Android supports Java 7 for some years already. In fact, partial support for Java 8 is on the way, at the beginning by means of Jack toolchain and currently by means of desugaring in the default toolchain.
So, kotlin-stdlib-jre7
is perfectly fine.
As you can see in this answer, kotlin-stdlib
got two additional extension libraries kotlin-stdlib-jre7
and kotlin-stdlib-jre8
in 1.1. This libraries add specific features for Java 7 and Java 8, and include kotlin-stdlib
as a transitive dependency. See also the Kotlin 1.1 release notes:
Java 8 standard library support
There are now separate versions of the standard library supporting the new JDK APIs added in Java 7 and 8. If you need access to the new APIs, use kotlin-stdlib-jre7 and kotlin-stdlib-jre8 maven artifacts instead of the standard kotlin-stdlib.

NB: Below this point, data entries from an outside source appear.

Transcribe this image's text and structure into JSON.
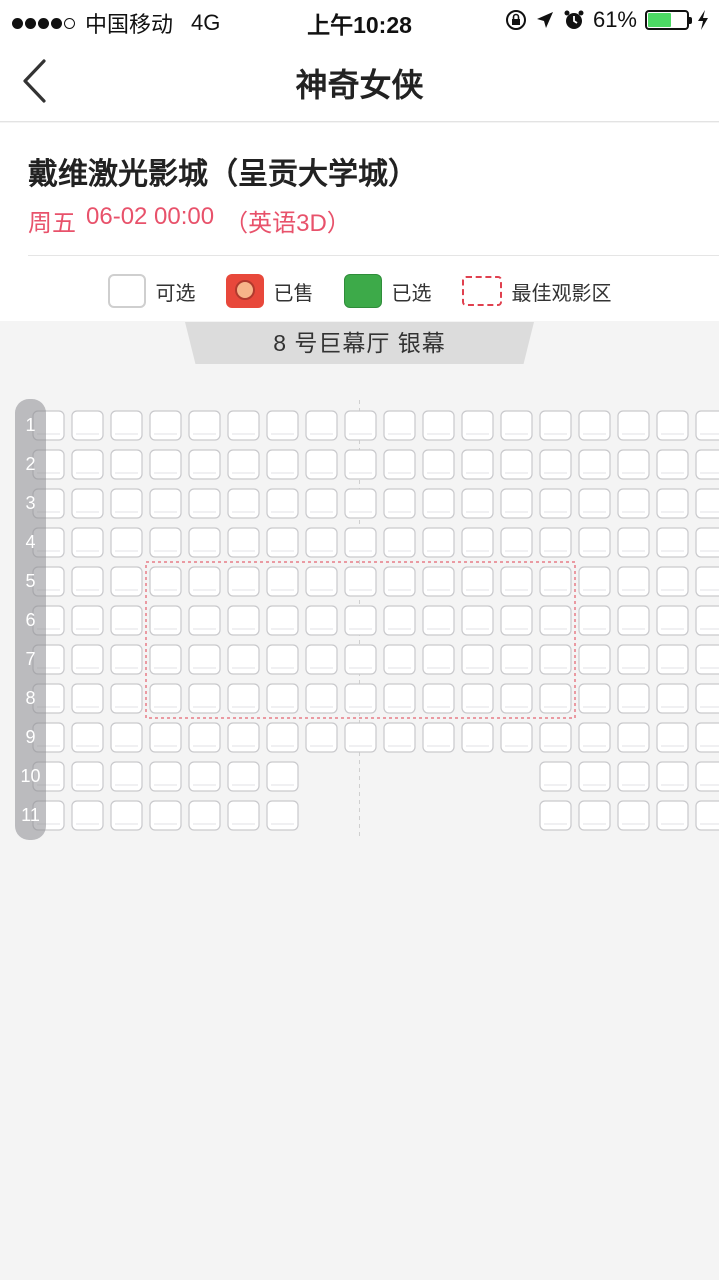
{
  "status_bar": {
    "signal_dots": [
      true,
      true,
      true,
      true,
      false
    ],
    "carrier": "中国移动",
    "network": "4G",
    "time": "上午10:28",
    "icons": [
      "orientation-lock-icon",
      "location-arrow-icon",
      "alarm-icon"
    ],
    "battery_text": "61%",
    "battery_level": 0.61,
    "battery_color": "#4cd964"
  },
  "nav": {
    "back_icon": "chevron-left-icon",
    "title": "神奇女侠"
  },
  "cinema": {
    "name": "戴维激光影城（呈贡大学城）",
    "day": "周五",
    "datetime": "06-02 00:00",
    "version": "（英语3D）",
    "accent_color": "#e8526b"
  },
  "legend": [
    {
      "key": "available",
      "label": "可选"
    },
    {
      "key": "sold",
      "label": "已售"
    },
    {
      "key": "selected",
      "label": "已选"
    },
    {
      "key": "best",
      "label": "最佳观影区"
    }
  ],
  "hall": {
    "screen_label": "8 号巨幕厅 银幕",
    "rows": [
      {
        "label": "1",
        "seats": [
          1,
          1,
          1,
          1,
          1,
          1,
          1,
          1,
          1,
          1,
          1,
          1,
          1,
          1,
          1,
          1,
          1,
          1,
          1
        ]
      },
      {
        "label": "2",
        "seats": [
          1,
          1,
          1,
          1,
          1,
          1,
          1,
          1,
          1,
          1,
          1,
          1,
          1,
          1,
          1,
          1,
          1,
          1,
          1
        ]
      },
      {
        "label": "3",
        "seats": [
          1,
          1,
          1,
          1,
          1,
          1,
          1,
          1,
          1,
          1,
          1,
          1,
          1,
          1,
          1,
          1,
          1,
          1,
          1
        ]
      },
      {
        "label": "4",
        "seats": [
          1,
          1,
          1,
          1,
          1,
          1,
          1,
          1,
          1,
          1,
          1,
          1,
          1,
          1,
          1,
          1,
          1,
          1,
          1
        ]
      },
      {
        "label": "5",
        "seats": [
          1,
          1,
          1,
          1,
          1,
          1,
          1,
          1,
          1,
          1,
          1,
          1,
          1,
          1,
          1,
          1,
          1,
          1,
          1
        ]
      },
      {
        "label": "6",
        "seats": [
          1,
          1,
          1,
          1,
          1,
          1,
          1,
          1,
          1,
          1,
          1,
          1,
          1,
          1,
          1,
          1,
          1,
          1,
          1
        ]
      },
      {
        "label": "7",
        "seats": [
          1,
          1,
          1,
          1,
          1,
          1,
          1,
          1,
          1,
          1,
          1,
          1,
          1,
          1,
          1,
          1,
          1,
          1,
          1
        ]
      },
      {
        "label": "8",
        "seats": [
          1,
          1,
          1,
          1,
          1,
          1,
          1,
          1,
          1,
          1,
          1,
          1,
          1,
          1,
          1,
          1,
          1,
          1,
          1
        ]
      },
      {
        "label": "9",
        "seats": [
          1,
          1,
          1,
          1,
          1,
          1,
          1,
          1,
          1,
          1,
          1,
          1,
          1,
          1,
          1,
          1,
          1,
          1,
          1
        ]
      },
      {
        "label": "10",
        "seats": [
          1,
          1,
          1,
          1,
          1,
          1,
          1,
          0,
          0,
          0,
          0,
          0,
          0,
          1,
          1,
          1,
          1,
          1,
          1
        ]
      },
      {
        "label": "11",
        "seats": [
          1,
          1,
          1,
          1,
          1,
          1,
          1,
          0,
          0,
          0,
          0,
          0,
          0,
          1,
          1,
          1,
          1,
          1,
          1
        ]
      }
    ],
    "best_zone": {
      "rows": [
        "5",
        "8"
      ],
      "seat_columns": [
        3,
        13
      ]
    }
  }
}
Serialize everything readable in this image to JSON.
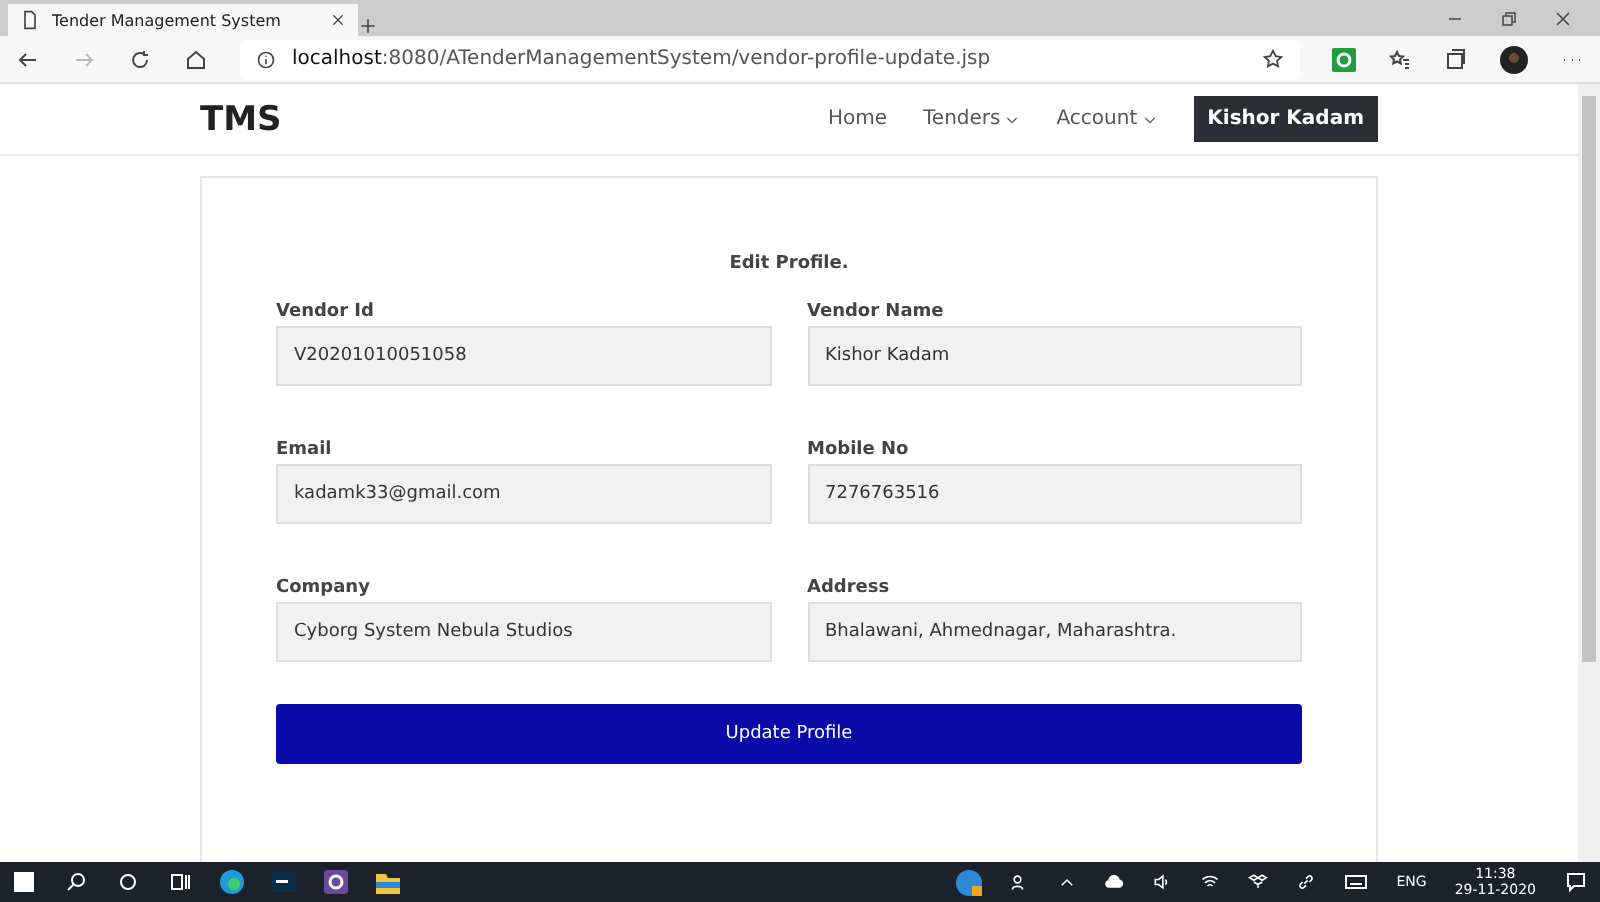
{
  "browser": {
    "tab_title": "Tender Management System",
    "url_host": "localhost",
    "url_rest": ":8080/ATenderManagementSystem/vendor-profile-update.jsp"
  },
  "navbar": {
    "brand": "TMS",
    "links": [
      {
        "label": "Home",
        "dropdown": false
      },
      {
        "label": "Tenders",
        "dropdown": true
      },
      {
        "label": "Account",
        "dropdown": true
      }
    ],
    "user": "Kishor Kadam"
  },
  "form": {
    "title": "Edit Profile.",
    "fields": [
      {
        "label": "Vendor Id",
        "value": "V20201010051058"
      },
      {
        "label": "Vendor Name",
        "value": "Kishor Kadam"
      },
      {
        "label": "Email",
        "value": "kadamk33@gmail.com"
      },
      {
        "label": "Mobile No",
        "value": "7276763516"
      },
      {
        "label": "Company",
        "value": "Cyborg System Nebula Studios"
      },
      {
        "label": "Address",
        "value": "Bhalawani, Ahmednagar, Maharashtra."
      }
    ],
    "submit": "Update Profile"
  },
  "taskbar": {
    "language": "ENG",
    "time": "11:38",
    "date": "29-11-2020"
  }
}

These artifacts are tiny extensions on top of kotlin-stdlib and they bring it to your project as a transitive dependency.
Kotlin plugin in current versions of Android Studio add kotlin-stdlib-jre7
as a dependency when configuring Kotlin in the project, as Android Studio and build tools support Java 7 in a backward compatible way since Android Studio 0.3.2, released in October 2013. See also Does Android support JDK 6 or 7. Specifically, release notes state:
The main feature in this release is support for Android KitKat:
Support for language features like the diamond operator, multi-catch, try-with-resources, strings in switches, etc.
When creating a new project, you can specify a source language level:
And:
Note that you can use all these language features not just with Android KitKat, but with older versions of Android too! There is one exception to that: try-with-resources, which will require minSdkVersion 19.